Page:Dumas - Le Chevalier de Maison-Rouge, 1853.djvu/121

La bibliothèque libre.
Le texte de cette page a été corrigé et est conforme au fac-similé.
101
LE CHEVALIER DE MAISON-ROUGE.

CHAPITRE XXV

le billet



À la suite des événements que nous venons de raconter, une dernière scène vint se joindre comme complément de ce drame qui commençait à se dérouler dans ces sombres péripéties.

La femme Tison, foudroyée par ce qui venait de se passer, abandonnée de ceux qui l’avaient escortée, car il y a quelque chose d’odieux, même dans le crime involontaire, et c’est un crime bien grand que celui d’une mère qui tue son enfant, fût-ce même par excès de zèle patriotique, la femme Tison, après être demeurée quelque temps dans une immobilité absolue, releva la tête, regarda autour d’elle, égarée, et, se voyant seule, poussa un cri et s’élança vers la porte.

À la porte, quelques curieux, plus acharnés que les autres, stationnaient encore ; ils s’écartèrent dès qu’ils la virent, en se la montrant du doigt et en se disant les uns aux autres :

— Vois-tu cette femme ? C’est celle qui a dénoncé sa fille.

La femme Tison poussa un cri de désespoir et s’élança dans la direction du Temple. Mais, arrivée au tiers de la rue Michel-le-Comte, un homme vint se placer devant elle, et, lui barrant le chemin en se cachant la figure dans son manteau :

— Tu es contente, lui dit-il, tu as tué ton enfant.

— Tué mon enfant ? tué mon enfant ? s’écria la pauvre mère. Non, non, il n’est pas possible.
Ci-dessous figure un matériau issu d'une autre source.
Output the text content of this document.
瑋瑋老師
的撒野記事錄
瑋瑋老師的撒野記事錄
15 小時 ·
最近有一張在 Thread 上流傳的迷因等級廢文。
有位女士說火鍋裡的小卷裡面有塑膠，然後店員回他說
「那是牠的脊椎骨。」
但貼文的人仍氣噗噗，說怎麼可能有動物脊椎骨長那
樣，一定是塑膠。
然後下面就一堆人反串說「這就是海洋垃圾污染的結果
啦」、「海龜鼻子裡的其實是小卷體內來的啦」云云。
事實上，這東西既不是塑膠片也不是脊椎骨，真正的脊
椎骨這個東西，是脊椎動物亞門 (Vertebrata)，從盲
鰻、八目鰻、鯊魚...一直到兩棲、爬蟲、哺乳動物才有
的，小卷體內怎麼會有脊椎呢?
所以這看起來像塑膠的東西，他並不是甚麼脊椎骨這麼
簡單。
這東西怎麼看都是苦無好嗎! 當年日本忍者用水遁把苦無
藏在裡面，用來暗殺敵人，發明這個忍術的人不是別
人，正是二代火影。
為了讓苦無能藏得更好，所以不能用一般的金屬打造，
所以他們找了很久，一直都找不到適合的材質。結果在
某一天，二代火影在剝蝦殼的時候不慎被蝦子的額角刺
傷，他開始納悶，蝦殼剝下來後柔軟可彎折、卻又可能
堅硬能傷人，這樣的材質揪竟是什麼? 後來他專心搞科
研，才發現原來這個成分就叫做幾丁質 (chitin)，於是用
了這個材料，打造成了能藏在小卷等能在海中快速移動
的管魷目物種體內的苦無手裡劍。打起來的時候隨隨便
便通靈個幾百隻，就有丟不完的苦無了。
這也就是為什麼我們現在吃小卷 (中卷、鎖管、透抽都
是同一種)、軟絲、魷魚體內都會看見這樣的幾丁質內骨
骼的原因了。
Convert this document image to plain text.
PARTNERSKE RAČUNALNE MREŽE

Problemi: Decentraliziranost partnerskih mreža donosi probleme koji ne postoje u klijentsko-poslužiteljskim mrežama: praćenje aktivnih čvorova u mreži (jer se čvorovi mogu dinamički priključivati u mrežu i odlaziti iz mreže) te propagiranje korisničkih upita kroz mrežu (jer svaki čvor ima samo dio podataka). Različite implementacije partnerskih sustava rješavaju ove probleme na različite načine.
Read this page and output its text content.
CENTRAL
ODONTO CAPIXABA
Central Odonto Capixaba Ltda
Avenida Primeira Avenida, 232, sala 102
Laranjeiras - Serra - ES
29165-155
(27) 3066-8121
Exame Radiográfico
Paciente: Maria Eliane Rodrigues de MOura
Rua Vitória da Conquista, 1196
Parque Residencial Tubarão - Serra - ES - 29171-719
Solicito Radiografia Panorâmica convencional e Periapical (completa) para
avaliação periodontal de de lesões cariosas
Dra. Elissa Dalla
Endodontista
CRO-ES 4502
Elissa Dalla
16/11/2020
— Cela est ainsi, cependant, car ta fille est arrêtée.

— Et où l’a-t-on conduite ?

— À la Conciergerie ; de là, elle partira pour le tribunal révolutionnaire, et tu sais ce que deviennent ceux qui y vont.

— Rangez-vous, dit la femme Tison, et laissez-moi passer.

— Où vas-tu ?

— À la Conciergerie.

— Qu’y vas-tu faire ?

— La voir encore.

— On ne te laissera pas entrer.

— On me laissera bien coucher sur la porte, vivre là, dormir là. J’y resterai jusqu’à ce qu’elle sorte, et je la verrai au moins encore une fois.

— Si quelqu’un te promettait de te rendre ta fille ?

— Que dites-vous ?

— Je te demande, en supposant qu’un homme te promît de te rendre ta fille, si tu ferais ce que cet homme te dirait de faire ?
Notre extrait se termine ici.